Je pense aussi que la démocratie est un combat de tous les instants. Elle n’est jamais définitivement installée. Winston Churchill disait « la démocratie est le pire des systèmes de gouvernement, à l’exception de tous les autres ». La démocratie a ses failles, ses insuffisances, elle n’est jamais optimale. Y compris dans les vieilles démocraties : respect de l’opposition, liberté d’expression, liberté de penser… ces valeurs sont toujours perfectibles et ne doivent jamais être tenues pour acquises. A fortiori dans des pays sous le joug de la tyrannie ou du totalitarisme.
Dans ces pays, tout le travail reste à faire, mais encore une fois, à partir des forces internes. On l’a bien vu avec des tentatives d’exportation de systèmes démocratiques plaqués sur le tissu social d’un pays et qui ne fonctionnent pas.
Quels sont les enjeux français de ce Forum de la démocratie ? Et est-ce la même logique qui sous-tend ce Forum et certains de vos engagements, comme l’ouverture récente de la grande mosquée de Strasbourg, ou l’appel lancé l’année dernière en faveur du vote des étrangers aux municipales, ou enfin le renforcement de la coopération transfrontalière ?
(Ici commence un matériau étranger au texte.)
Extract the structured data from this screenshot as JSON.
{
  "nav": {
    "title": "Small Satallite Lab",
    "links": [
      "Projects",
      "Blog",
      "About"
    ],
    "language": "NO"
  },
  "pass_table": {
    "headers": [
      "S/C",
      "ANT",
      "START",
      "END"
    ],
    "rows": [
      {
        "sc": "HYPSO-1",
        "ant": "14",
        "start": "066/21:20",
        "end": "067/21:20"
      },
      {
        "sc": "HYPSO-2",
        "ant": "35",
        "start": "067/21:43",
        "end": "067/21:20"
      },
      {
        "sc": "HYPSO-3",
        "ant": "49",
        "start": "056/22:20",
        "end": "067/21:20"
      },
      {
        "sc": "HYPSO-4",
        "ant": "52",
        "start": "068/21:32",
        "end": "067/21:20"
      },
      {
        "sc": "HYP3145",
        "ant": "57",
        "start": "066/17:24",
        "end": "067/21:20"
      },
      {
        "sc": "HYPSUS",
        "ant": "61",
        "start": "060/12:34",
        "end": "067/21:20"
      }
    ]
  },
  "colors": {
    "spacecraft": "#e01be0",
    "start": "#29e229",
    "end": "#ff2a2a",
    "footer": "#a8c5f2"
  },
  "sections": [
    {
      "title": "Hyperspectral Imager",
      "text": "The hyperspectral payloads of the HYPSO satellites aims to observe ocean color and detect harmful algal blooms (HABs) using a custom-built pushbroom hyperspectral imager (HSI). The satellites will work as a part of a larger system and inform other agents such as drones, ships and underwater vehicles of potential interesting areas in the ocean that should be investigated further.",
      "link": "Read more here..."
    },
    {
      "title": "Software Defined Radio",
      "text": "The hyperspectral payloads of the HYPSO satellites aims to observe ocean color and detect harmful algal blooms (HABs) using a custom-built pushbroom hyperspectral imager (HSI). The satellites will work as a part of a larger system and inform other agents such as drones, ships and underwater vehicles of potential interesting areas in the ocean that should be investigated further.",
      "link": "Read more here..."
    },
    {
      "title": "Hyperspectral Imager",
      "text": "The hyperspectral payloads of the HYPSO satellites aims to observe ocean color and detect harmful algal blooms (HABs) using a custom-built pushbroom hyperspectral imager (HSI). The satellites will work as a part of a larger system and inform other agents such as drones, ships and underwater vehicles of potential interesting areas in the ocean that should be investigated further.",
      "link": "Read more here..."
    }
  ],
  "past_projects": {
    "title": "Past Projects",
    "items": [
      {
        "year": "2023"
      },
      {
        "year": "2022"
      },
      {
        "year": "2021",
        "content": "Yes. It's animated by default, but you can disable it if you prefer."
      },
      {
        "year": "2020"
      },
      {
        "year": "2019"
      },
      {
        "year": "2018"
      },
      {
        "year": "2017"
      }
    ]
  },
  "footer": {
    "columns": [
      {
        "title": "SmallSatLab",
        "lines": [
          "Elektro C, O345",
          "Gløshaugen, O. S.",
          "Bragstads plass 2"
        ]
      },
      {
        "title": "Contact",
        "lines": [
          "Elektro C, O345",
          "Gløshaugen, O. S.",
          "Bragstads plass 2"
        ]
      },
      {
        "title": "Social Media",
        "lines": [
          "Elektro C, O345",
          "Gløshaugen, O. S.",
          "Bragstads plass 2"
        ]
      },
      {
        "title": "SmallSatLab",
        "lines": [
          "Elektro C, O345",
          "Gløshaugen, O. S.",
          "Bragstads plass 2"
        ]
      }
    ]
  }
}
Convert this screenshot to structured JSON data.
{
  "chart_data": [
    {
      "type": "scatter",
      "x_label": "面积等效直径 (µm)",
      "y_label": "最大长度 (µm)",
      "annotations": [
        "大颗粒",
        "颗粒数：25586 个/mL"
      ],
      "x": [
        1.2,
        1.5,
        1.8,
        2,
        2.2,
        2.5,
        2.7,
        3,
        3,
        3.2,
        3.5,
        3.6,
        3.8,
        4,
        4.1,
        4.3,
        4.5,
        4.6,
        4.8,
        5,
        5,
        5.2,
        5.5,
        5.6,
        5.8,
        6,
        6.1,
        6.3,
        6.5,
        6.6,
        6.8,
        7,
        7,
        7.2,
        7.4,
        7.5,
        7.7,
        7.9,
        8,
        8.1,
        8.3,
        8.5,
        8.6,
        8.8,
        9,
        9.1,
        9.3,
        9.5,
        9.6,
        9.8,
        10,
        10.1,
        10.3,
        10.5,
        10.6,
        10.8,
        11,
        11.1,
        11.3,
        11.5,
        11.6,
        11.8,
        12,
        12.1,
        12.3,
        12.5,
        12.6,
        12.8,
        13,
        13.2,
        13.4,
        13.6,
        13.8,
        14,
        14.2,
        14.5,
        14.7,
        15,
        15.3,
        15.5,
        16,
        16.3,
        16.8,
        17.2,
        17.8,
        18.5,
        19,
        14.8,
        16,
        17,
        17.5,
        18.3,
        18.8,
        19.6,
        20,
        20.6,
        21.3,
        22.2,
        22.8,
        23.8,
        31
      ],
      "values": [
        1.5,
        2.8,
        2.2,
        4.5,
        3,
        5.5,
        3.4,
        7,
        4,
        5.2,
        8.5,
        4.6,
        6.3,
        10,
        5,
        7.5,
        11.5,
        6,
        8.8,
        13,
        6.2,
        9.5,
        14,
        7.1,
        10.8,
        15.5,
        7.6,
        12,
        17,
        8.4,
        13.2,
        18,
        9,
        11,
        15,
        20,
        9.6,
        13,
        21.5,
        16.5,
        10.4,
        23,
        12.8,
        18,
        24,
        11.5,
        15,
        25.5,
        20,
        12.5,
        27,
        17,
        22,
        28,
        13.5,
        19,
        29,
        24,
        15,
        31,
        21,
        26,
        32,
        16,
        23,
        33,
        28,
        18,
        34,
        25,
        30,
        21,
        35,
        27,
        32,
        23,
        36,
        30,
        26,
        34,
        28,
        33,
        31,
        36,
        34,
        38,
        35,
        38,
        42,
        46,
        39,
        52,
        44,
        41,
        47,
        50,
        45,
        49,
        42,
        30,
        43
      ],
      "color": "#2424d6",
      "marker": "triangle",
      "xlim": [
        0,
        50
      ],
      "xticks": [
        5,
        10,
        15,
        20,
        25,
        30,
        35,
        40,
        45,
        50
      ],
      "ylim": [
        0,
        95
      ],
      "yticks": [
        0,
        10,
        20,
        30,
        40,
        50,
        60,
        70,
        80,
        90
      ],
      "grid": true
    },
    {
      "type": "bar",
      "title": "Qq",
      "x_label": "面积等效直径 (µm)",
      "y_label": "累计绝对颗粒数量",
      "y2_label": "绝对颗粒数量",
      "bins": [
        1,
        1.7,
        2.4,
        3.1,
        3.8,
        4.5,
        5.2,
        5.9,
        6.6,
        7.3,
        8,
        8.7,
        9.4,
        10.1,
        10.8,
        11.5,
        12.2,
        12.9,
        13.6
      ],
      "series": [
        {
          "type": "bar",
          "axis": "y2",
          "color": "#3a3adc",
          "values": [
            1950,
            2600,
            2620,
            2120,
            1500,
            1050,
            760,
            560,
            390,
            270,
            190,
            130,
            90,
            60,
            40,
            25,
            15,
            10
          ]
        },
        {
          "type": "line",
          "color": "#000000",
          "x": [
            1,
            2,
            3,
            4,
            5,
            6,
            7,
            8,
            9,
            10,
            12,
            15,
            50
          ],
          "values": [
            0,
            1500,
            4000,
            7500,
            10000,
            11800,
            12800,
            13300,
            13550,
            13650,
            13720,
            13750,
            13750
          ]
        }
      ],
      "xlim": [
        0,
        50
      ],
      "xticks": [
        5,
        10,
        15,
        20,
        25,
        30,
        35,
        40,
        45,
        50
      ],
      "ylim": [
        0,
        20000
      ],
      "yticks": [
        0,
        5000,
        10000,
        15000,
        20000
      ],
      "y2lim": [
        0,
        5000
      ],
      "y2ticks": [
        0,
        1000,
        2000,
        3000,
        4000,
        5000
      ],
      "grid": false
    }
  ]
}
Je pense qu’en effet toutes ces initiatives illustrent bien le projet politique que je tente de développer à Strasbourg et au-delà et qui rejoint les valeurs portées par le Forum mondial de la démocratie.
La grande mosquée, représente la volonté de traiter à égalité l’ensemble des religions, qu’elles soient concordataires ou non.(*). Ça n’a pas été facile, mais je souhaitais que l’islam ait les mêmes droits et les mêmes devoirs que les autres religions. Je signale d’ailleurs qu’une église orthodoxe et une pagode bouddhiste sont également en projet. En tant que maire laïque, j’estime que les fidèles de toutes les communautés doivent pouvoir pratiquer dignement leur religion.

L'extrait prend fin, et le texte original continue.